Not sure if anyone of you has tried opening a java .class file using some hex editor. If you haven’t yet, try it once!
The first thing that you will notice on doing so, is it’s very first 4 byte header “CAFE BABE” 😉
Every java class files are identified by 4 byte header (in hex) CA FE BA BE (first 4 entries). This signature is just an easy way of verifying that a block of data really does claim to be an instance of the Java class format. Every Java binary class, even one that isn’t present on the file system, needs to start with these four bytes.

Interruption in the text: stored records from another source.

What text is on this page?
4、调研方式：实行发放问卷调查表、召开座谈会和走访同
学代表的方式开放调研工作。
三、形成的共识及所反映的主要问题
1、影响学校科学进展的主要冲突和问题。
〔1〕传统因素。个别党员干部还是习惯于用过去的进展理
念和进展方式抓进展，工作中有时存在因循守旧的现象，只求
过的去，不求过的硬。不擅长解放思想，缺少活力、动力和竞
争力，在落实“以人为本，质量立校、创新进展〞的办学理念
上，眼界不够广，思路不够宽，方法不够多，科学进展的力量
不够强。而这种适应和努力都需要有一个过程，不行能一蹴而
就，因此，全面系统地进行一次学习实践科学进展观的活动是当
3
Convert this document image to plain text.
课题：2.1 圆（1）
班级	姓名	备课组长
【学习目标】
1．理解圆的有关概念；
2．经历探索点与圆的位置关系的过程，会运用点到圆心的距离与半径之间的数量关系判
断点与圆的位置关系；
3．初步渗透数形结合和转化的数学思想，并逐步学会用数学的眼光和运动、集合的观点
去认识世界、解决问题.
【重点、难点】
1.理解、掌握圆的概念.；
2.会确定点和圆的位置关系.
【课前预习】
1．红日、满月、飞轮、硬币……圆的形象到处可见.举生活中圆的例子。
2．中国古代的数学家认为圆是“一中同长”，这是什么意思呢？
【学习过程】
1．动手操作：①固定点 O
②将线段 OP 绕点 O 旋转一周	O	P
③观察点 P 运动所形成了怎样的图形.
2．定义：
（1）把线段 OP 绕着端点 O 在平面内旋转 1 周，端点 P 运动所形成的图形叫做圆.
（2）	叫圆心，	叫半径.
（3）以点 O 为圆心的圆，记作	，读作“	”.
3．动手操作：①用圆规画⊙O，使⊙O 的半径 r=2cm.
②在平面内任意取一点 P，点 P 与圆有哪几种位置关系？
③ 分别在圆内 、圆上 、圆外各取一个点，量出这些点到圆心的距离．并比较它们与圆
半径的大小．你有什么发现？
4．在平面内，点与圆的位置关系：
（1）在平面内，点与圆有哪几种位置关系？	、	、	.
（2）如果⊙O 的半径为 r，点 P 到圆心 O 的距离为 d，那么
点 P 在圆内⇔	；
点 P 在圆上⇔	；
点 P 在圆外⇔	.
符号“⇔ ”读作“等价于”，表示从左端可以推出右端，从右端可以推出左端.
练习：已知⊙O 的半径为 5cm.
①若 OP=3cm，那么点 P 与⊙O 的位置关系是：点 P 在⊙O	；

The history of this magic number was explained by James Gosling:-
“We used to go to lunch at a place called St Michael’s Alley. According to local legend, in the deep dark past, the Grateful Dead used to perform there before they made it big. It was a pretty funky place that was definitely a Grateful Dead Kinda Place. When Jerry died, they even put up a little Buddhist-esque shrine. When we used to go there, we referred to the place as Cafe Dead. Somewhere along the line it was noticed that this was a HEX number. I was re-vamping some file format code and needed a couple of magic numbers: one for the persistent object file, and one for classes. I used CAFEDEAD for the object file format, and in grepping for 4 character hex words that fit after “CAFE” (it seemed to be a good theme) I hit on BABE and decided to use it. At that time, it didn’t seem terribly important or destined to go anywhere but the trash-can of history. So CAFEBABE became the class file format, and CAFEDEAD was the persistent object format. But the persistent object facility went away, and along with it went the use of CAFEDEAD – it was eventually replaced by RMI.”